Though this is only a hypothesis about my current situation, it does help explain how I believe I am Kokichi. Moreover, I still can't rule out the possibility of reincarnation, but I'd prefer it weren't the case.

This only scratches the surface of the abundance of questions I now have about myself and the television series known as Danganronpa. However, as a high school girl who thinks she's a fictional boy with little influence except for some online followers, I can only hypothesize and continue my high school life.

I grabbed the canned iced coffee from the vending machine and cracked it open. As I took a sip of my drink, I couldn't help but wonder why I was unable to taste anything. From Kokichi's memories, he would always complain about never being able to taste anything regardless of what he consumed, and he wasn't lying about it. Thinking about it, do I have the same issue as him? Is it some neurological effect that occurred when my memories were altered?

As I continued to drink my coffee, I heard someone trying to get my attention.

"Good Morning, Sakura."

That monotonous and dull voice couldn't change in the slightest. Sometimes, it would be nice if he could be a bit more enthusiastic when talking to me.

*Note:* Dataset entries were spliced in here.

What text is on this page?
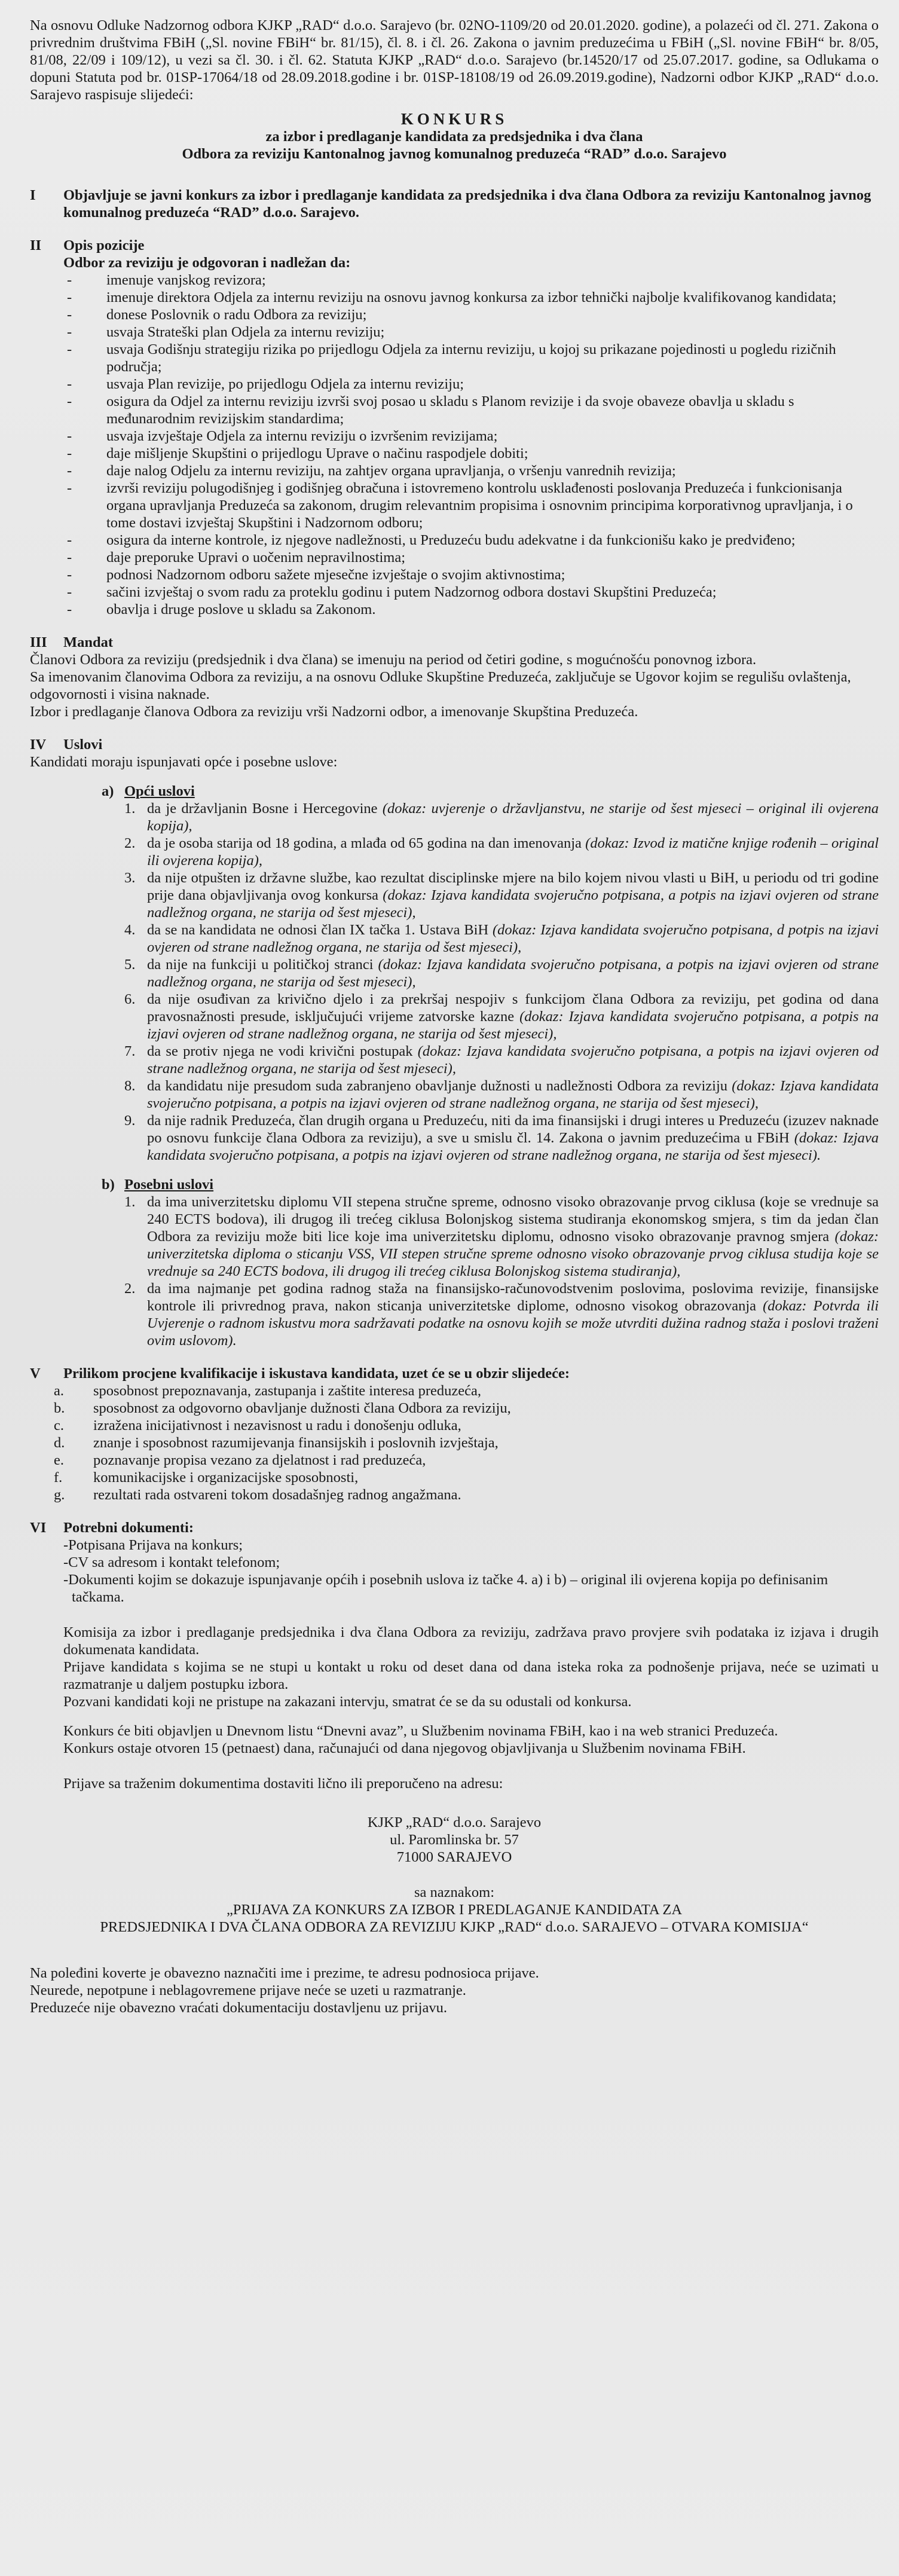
Na osnovu Odluke Nadzornog odbora KJKP „RAD“ d.o.o. Sarajevo (br. 02NO-1109/20 od 20.01.2020. godine), a polazeći od čl. 271. Zakona o privrednim društvima FBiH („Sl. novine FBiH“ br. 81/15), čl. 8. i čl. 26. Zakona o javnim preduzećima u FBiH („Sl. novine FBiH“ br. 8/05, 81/08, 22/09 i 109/12), u vezi sa čl. 30. i čl. 62. Statuta KJKP „RAD“ d.o.o. Sarajevo (br.14520/17 od 25.07.2017. godine, sa Odlukama o dopuni Statuta pod br. 01SP-17064/18 od 28.09.2018.godine i br. 01SP-18108/19 od 26.09.2019.godine), Nadzorni odbor KJKP „RAD“ d.o.o. Sarajevo raspisuje slijedeći:

KONKURS

za izbor i predlaganje kandidata za predsjednika i dva člana

Odbora za reviziju Kantonalnog javnog komunalnog preduzeća “RAD” d.o.o. Sarajevo

I	Objavljuje se javni konkurs za izbor i predlaganje kandidata za predsjednika i dva člana Odbora za reviziju Kantonalnog javnog komunalnog preduzeća “RAD” d.o.o. Sarajevo.
II	Opis pozicije

Odbor za reviziju je odgovoran i nadležan da:

-	imenuje vanjskog revizora;
-	imenuje direktora Odjela za internu reviziju na osnovu javnog konkursa za izbor tehnički najbolje kvalifikovanog kandidata;
-	donese Poslovnik o radu Odbora za reviziju;
-	usvaja Strateški plan Odjela za internu reviziju;
-	usvaja Godišnju strategiju rizika po prijedlogu Odjela za internu reviziju, u kojoj su prikazane pojedinosti u pogledu rizičnih područja;
-	usvaja Plan revizije, po prijedlogu Odjela za internu reviziju;
-	osigura da Odjel za internu reviziju izvrši svoj posao u skladu s Planom revizije i da svoje obaveze obavlja u skladu s međunarodnim revizijskim standardima;
-	usvaja izvještaje Odjela za internu reviziju o izvršenim revizijama;
-	daje mišljenje Skupštini o prijedlogu Uprave o načinu raspodjele dobiti;
-	daje nalog Odjelu za internu reviziju, na zahtjev organa upravljanja, o vršenju vanrednih revizija;
-	izvrši reviziju polugodišnjeg i godišnjeg obračuna i istovremeno kontrolu usklađenosti poslovanja Preduzeća i funkcionisanja organa upravljanja Preduzeća sa zakonom, drugim relevantnim propisima i osnovnim principima korporativnog upravljanja, i o tome dostavi izvještaj Skupštini i Nadzornom odboru;
-	osigura da interne kontrole, iz njegove nadležnosti, u Preduzeću budu adekvatne i da funkcionišu kako je predviđeno;
-	daje preporuke Upravi o uočenim nepravilnostima;
-	podnosi Nadzornom odboru sažete mjesečne izvještaje o svojim aktivnostima;
-	sačini izvještaj o svom radu za proteklu godinu i putem Nadzornog odbora dostavi Skupštini Preduzeća;
-	obavlja i druge poslove u skladu sa Zakonom.
III	Mandat

Članovi Odbora za reviziju (predsjednik i dva člana) se imenuju na period od četiri godine, s mogućnošću ponovnog izbora.

Sa imenovanim članovima Odbora za reviziju, a na osnovu Odluke Skupštine Preduzeća, zaključuje se Ugovor kojim se regulišu ovlaštenja, odgovornosti i visina naknade.

Izbor i predlaganje članova Odbora za reviziju vrši Nadzorni odbor, a imenovanje Skupština Preduzeća.

IV	Uslovi

Kandidati moraju ispunjavati opće i posebne uslove:

a) Opći uslovi
1. da je državljanin Bosne i Hercegovine (dokaz: uvjerenje o državljanstvu, ne starije od šest mjeseci – original ili ovjerena kopija),
2. da je osoba starija od 18 godina, a mlađa od 65 godina na dan imenovanja (dokaz: Izvod iz matične knjige rođenih – original ili ovjerena kopija),
3. da nije otpušten iz državne službe, kao rezultat disciplinske mjere na bilo kojem nivou vlasti u BiH, u periodu od tri godine prije dana objavljivanja ovog konkursa (dokaz: Izjava kandidata svojeručno potpisana, a potpis na izjavi ovjeren od strane nadležnog organa, ne starija od šest mjeseci),
4. da se na kandidata ne odnosi član IX tačka 1. Ustava BiH (dokaz: Izjava kandidata svojeručno potpisana, d potpis na izjavi ovjeren od strane nadležnog organa, ne starija od šest mjeseci),
5. da nije na funkciji u političkoj stranci (dokaz: Izjava kandidata svojeručno potpisana, a potpis na izjavi ovjeren od strane nadležnog organa, ne starija od šest mjeseci),
6. da nije osuđivan za krivično djelo i za prekršaj nespojiv s funkcijom člana Odbora za reviziju, pet godina od dana pravosnažnosti presude, isključujući vrijeme zatvorske kazne (dokaz: Izjava kandidata svojeručno potpisana, a potpis na izjavi ovjeren od strane nadležnog organa, ne starija od šest mjeseci),
7. da se protiv njega ne vodi krivični postupak (dokaz: Izjava kandidata svojeručno potpisana, a potpis na izjavi ovjeren od strane nadležnog organa, ne starija od šest mjeseci),
8. da kandidatu nije presudom suda zabranjeno obavljanje dužnosti u nadležnosti Odbora za reviziju (dokaz: Izjava kandidata svojeručno potpisana, a potpis na izjavi ovjeren od strane nadležnog organa, ne starija od šest mjeseci),
9. da nije radnik Preduzeća, član drugih organa u Preduzeću, niti da ima finansijski i drugi interes u Preduzeću (izuzev naknade po osnovu funkcije člana Odbora za reviziju), a sve u smislu čl. 14. Zakona o javnim preduzećima u FBiH (dokaz: Izjava kandidata svojeručno potpisana, a potpis na izjavi ovjeren od strane nadležnog organa, ne starija od šest mjeseci).
b) Posebni uslovi
1. da ima univerzitetsku diplomu VII stepena stručne spreme, odnosno visoko obrazovanje prvog ciklusa (koje se vrednuje sa 240 ECTS bodova), ili drugog ili trećeg ciklusa Bolonjskog sistema studiranja ekonomskog smjera, s tim da jedan član Odbora za reviziju može biti lice koje ima univerzitetsku diplomu, odnosno visoko obrazovanje pravnog smjera (dokaz: univerzitetska diploma o sticanju VSS, VII stepen stručne spreme odnosno visoko obrazovanje prvog ciklusa studija koje se vrednuje sa 240 ECTS bodova, ili drugog ili trećeg ciklusa Bolonjskog sistema studiranja),
2. da ima najmanje pet godina radnog staža na finansijsko-računovodstvenim poslovima, poslovima revizije, finansijske kontrole ili privrednog prava, nakon sticanja univerzitetske diplome, odnosno visokog obrazovanja (dokaz: Potvrda ili Uvjerenje o radnom iskustvu mora sadržavati podatke na osnovu kojih se može utvrditi dužina radnog staža i poslovi traženi ovim uslovom).
V	Prilikom procjene kvalifikacije i iskustava kandidata, uzet će se u obzir slijedeće:

a.	sposobnost prepoznavanja, zastupanja i zaštite interesa preduzeća,
b.	sposobnost za odgovorno obavljanje dužnosti člana Odbora za reviziju,
c.	izražena inicijativnost i nezavisnost u radu i donošenju odluka,
d.	znanje i sposobnost razumijevanja finansijskih i poslovnih izvještaja,
e.	poznavanje propisa vezano za djelatnost i rad preduzeća,
f.	komunikacijske i organizacijske sposobnosti,
g.	rezultati rada ostvareni tokom dosadašnjeg radnog angažmana.
VI	Potrebni dokumenti:

-Potpisana Prijava na konkurs;

-CV sa adresom i kontakt telefonom;

-Dokumenti kojim se dokazuje ispunjavanje općih i posebnih uslova iz tačke 4. a) i b) – original ili ovjerena kopija po definisanim tačkama.

Komisija za izbor i predlaganje predsjednika i dva člana Odbora za reviziju, zadržava pravo provjere svih podataka iz izjava i drugih dokumenata kandidata.

Prijave kandidata s kojima se ne stupi u kontakt u roku od deset dana od dana isteka roka za podnošenje prijava, neće se uzimati u razmatranje u daljem postupku izbora.

Pozvani kandidati koji ne pristupe na zakazani intervju, smatrat će se da su odustali od konkursa.

Konkurs će biti objavljen u Dnevnom listu “Dnevni avaz”, u Službenim novinama FBiH, kao i na web stranici Preduzeća.

Konkurs ostaje otvoren 15 (petnaest) dana, računajući od dana njegovog objavljivanja u Službenim novinama FBiH.

Prijave sa traženim dokumentima dostaviti lično ili preporučeno na adresu:

KJKP „RAD“ d.o.o. Sarajevo

ul. Paromlinska br. 57

71000 SARAJEVO

sa naznakom:

„PRIJAVA ZA KONKURS ZA IZBOR I PREDLAGANJE KANDIDATA ZA

PREDSJEDNIKA I DVA ČLANA ODBORA ZA REVIZIJU KJKP „RAD“ d.o.o. SARAJEVO – OTVARA KOMISIJA“

Na poleđini koverte je obavezno naznačiti ime i prezime, te adresu podnosioca prijave.

Neurede, nepotpune i neblagovremene prijave neće se uzeti u razmatranje.

Preduzeće nije obavezno vraćati dokumentaciju dostavljenu uz prijavu.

"Mornin', Aya-chan! You look as dull as usual!"

I greeted him with my usual bright smile and cheery voice. However, as usual, he stared at me in return with his dull golden eyes.

"I don't know what to tell you, but this is what I am usually like."

His retort was nothing new and was starting to get boring.

"Fine, I don't feel like arguing about that right now. Instead, I have a few things I want to ask of you."

"Is it about my dull voice?"

Pretending to be shocked, I covered my mouth with my available hand.

"Wow, you know me so well. Though you're absolutely wrong this time!" I pointed towards him. 

"So what is that you wanted to ask?"

"Remember how you told Kikyo-chan to talk to me about the plan involving befriending Horikita-chan?"